Doha (Qatar) (AFP) – Le Qatar a rejeté les appels des ONG à créer un fonds d’indemnisation pour les travailleurs tués ou blessés lors des préparatifs de la Coupe du monde de football, a déclaré son ministre du Travail dans un entretien exclusif à l’AFP.

« Cette demande (…) de campagne d’indemnisation est une stratégie de communication », a déclaré dimanche Ali bin Samij Al Marri dans une interview.

Selon l’homme politique, le Qatar dispose déjà d’un fonds pour les travailleurs morts ou blessés. Il a également affirmé que le pays consacrait des centaines de millions de dollars à des salaires qui n’avaient pas été payés.

Amnesty International et Human Rights Watch ont lancé des appels pour que la FIFA et le Qatar créent un fonds d’indemnisation de 440 millions de dollars – l’équivalent des prix de la Coupe du monde – pour les travailleurs.

Les ONG ont régulièrement critiqué les conditions de travail des ouvriers mobilisés dans les différents chantiers du concoursprévu dans le riche émirat du Golfe à partir du 20 novembre.

Ils accusent également le Qatar de défaut de rapporter adéquatement le nombre de décès. Le gouvernement rejette les informations selon lesquelles des milliers de personnes sont mortes dans des accidents sur les chantiers de construction ou ont eu des conditions de protection insuffisantes pendant les mois chauds.



La FIFA, l’institution qui régit le football mondial, a assuré qu’il y avait un « dialogue continu » sur le fond, mais dans le premier commentaire public du gouvernement, Marri a déclaré que la proposition était irréalisable.

« Chaque mort est une tragédie », a déclaré le ministre du Travail, précisant toutefois qu’il n’y a « aucun critère pour créer ces fonds ».

« Où sont les victimes, ont-ils les noms des victimes, comment peuvent-ils obtenir ces numéros ? », a-t-il demandé.
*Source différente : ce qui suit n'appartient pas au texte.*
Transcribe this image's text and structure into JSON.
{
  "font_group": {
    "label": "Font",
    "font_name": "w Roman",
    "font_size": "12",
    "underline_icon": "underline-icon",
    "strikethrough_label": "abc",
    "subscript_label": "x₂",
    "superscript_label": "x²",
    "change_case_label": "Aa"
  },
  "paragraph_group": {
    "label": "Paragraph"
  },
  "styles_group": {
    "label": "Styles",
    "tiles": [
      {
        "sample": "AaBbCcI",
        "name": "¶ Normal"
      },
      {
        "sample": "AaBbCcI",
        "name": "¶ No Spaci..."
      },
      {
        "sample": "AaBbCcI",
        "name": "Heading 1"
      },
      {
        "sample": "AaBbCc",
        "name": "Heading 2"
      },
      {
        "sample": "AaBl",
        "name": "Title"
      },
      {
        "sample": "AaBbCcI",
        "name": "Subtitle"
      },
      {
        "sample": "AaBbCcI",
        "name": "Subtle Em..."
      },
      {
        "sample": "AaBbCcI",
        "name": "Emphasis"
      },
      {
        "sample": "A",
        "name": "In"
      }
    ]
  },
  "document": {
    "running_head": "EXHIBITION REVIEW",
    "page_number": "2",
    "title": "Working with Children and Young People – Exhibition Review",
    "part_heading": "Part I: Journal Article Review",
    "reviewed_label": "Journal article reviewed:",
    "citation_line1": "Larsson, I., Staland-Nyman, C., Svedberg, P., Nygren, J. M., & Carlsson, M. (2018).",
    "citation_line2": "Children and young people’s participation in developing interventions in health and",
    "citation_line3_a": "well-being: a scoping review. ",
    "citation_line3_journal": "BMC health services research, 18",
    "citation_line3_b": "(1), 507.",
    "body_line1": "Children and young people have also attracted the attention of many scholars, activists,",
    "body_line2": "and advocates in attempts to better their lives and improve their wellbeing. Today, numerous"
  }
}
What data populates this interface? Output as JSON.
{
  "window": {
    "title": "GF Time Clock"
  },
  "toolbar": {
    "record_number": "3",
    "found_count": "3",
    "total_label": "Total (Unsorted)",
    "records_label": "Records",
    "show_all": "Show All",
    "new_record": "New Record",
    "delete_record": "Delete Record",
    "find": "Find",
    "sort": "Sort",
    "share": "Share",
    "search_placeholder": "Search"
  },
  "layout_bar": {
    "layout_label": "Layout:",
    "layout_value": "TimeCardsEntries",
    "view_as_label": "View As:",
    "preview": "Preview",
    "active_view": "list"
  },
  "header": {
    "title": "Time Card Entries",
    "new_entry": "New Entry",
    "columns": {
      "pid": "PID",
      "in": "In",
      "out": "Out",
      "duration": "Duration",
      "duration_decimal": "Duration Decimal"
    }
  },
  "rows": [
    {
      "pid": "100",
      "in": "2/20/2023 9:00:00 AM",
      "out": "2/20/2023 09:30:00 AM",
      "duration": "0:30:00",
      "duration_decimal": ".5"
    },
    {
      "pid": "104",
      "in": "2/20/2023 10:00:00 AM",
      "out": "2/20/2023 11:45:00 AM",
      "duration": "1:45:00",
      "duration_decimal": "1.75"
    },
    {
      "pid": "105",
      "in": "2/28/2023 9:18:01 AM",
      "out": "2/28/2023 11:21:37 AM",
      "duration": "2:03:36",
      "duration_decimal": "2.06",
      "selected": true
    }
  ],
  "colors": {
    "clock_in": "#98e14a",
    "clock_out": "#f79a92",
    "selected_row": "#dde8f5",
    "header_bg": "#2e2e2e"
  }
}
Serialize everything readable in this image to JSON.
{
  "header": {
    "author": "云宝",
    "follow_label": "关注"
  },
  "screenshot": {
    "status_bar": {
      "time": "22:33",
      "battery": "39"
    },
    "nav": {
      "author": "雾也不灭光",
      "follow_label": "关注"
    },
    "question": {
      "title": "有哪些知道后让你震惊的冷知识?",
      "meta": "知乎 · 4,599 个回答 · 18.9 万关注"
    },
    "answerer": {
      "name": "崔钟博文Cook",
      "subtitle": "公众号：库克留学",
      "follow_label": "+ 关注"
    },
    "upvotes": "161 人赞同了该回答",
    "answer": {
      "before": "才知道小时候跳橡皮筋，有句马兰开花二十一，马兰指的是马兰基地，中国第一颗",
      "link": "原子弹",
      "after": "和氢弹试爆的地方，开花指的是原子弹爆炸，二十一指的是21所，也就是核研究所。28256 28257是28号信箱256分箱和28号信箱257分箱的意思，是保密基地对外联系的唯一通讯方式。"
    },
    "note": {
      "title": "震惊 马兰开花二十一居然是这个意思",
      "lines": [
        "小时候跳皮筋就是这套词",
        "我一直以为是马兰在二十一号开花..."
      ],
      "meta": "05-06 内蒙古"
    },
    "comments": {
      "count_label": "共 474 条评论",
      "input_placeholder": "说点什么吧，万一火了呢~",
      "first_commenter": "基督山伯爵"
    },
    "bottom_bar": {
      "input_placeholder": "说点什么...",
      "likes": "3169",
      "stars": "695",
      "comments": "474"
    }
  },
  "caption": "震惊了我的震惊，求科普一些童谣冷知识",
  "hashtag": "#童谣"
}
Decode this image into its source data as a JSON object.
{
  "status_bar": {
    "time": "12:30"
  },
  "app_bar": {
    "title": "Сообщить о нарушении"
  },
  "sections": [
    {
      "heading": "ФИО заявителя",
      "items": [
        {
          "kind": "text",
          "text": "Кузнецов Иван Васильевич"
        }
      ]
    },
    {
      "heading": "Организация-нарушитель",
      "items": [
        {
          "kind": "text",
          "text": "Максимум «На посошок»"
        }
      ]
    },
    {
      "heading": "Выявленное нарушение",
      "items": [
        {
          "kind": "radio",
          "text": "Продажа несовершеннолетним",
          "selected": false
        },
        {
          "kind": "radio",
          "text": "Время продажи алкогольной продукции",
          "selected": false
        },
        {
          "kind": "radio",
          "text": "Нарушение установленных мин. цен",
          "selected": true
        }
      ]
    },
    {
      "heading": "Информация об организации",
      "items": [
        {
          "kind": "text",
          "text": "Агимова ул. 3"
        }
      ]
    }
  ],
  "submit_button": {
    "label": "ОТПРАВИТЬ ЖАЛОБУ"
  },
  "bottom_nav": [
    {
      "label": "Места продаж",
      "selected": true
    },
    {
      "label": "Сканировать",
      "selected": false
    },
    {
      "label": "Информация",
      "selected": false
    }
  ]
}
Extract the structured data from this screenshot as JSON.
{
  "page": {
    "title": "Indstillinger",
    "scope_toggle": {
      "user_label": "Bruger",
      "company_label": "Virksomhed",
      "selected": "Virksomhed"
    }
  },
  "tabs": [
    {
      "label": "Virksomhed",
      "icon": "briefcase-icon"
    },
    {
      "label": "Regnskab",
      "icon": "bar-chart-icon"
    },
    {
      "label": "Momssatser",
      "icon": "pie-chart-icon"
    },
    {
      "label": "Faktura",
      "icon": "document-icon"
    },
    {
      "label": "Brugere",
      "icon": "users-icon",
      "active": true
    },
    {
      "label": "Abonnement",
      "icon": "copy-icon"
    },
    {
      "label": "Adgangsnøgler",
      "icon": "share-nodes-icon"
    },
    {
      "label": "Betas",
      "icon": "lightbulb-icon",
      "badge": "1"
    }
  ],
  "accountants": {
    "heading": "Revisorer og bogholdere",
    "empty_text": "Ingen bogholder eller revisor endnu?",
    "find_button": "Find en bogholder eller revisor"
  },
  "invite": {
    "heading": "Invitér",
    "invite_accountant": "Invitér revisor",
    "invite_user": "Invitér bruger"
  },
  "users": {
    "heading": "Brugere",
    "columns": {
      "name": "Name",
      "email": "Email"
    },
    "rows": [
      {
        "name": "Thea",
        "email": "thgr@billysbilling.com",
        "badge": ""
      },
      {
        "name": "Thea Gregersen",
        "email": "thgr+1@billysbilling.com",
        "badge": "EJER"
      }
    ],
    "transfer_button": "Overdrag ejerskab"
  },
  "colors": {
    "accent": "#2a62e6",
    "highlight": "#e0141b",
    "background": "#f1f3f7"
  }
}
Certains dirigeants syndicaux internationaux ont également déclaré qu’il serait trop compliqué de créer et de gérer un nouveau fonds.

Le Qatar a créé un fonds en 2018 pour aider les travailleurs non rémunérés, qui, selon le ministre, a déboursé 320 millions de dollars cette année seulement.

« S’il y a une personne ayant droit à une indemnisation qui ne l’a pas reçue, elle doit se manifester et nous l’aiderons », a-t-il déclaré, ajoutant que le Qatar était disposé à examiner des cas vieux de plus de dix ans.

« motivations racistes »

L’émirat du Golfe fait face à une vague de critiques depuis qu’il a été nommé hôte de la Coupe du monde en 2010. Les attaques se sont intensifiées cette année concernant les conditions des travailleurs migrants, les droits des femmes et la communauté LGBTIQ+.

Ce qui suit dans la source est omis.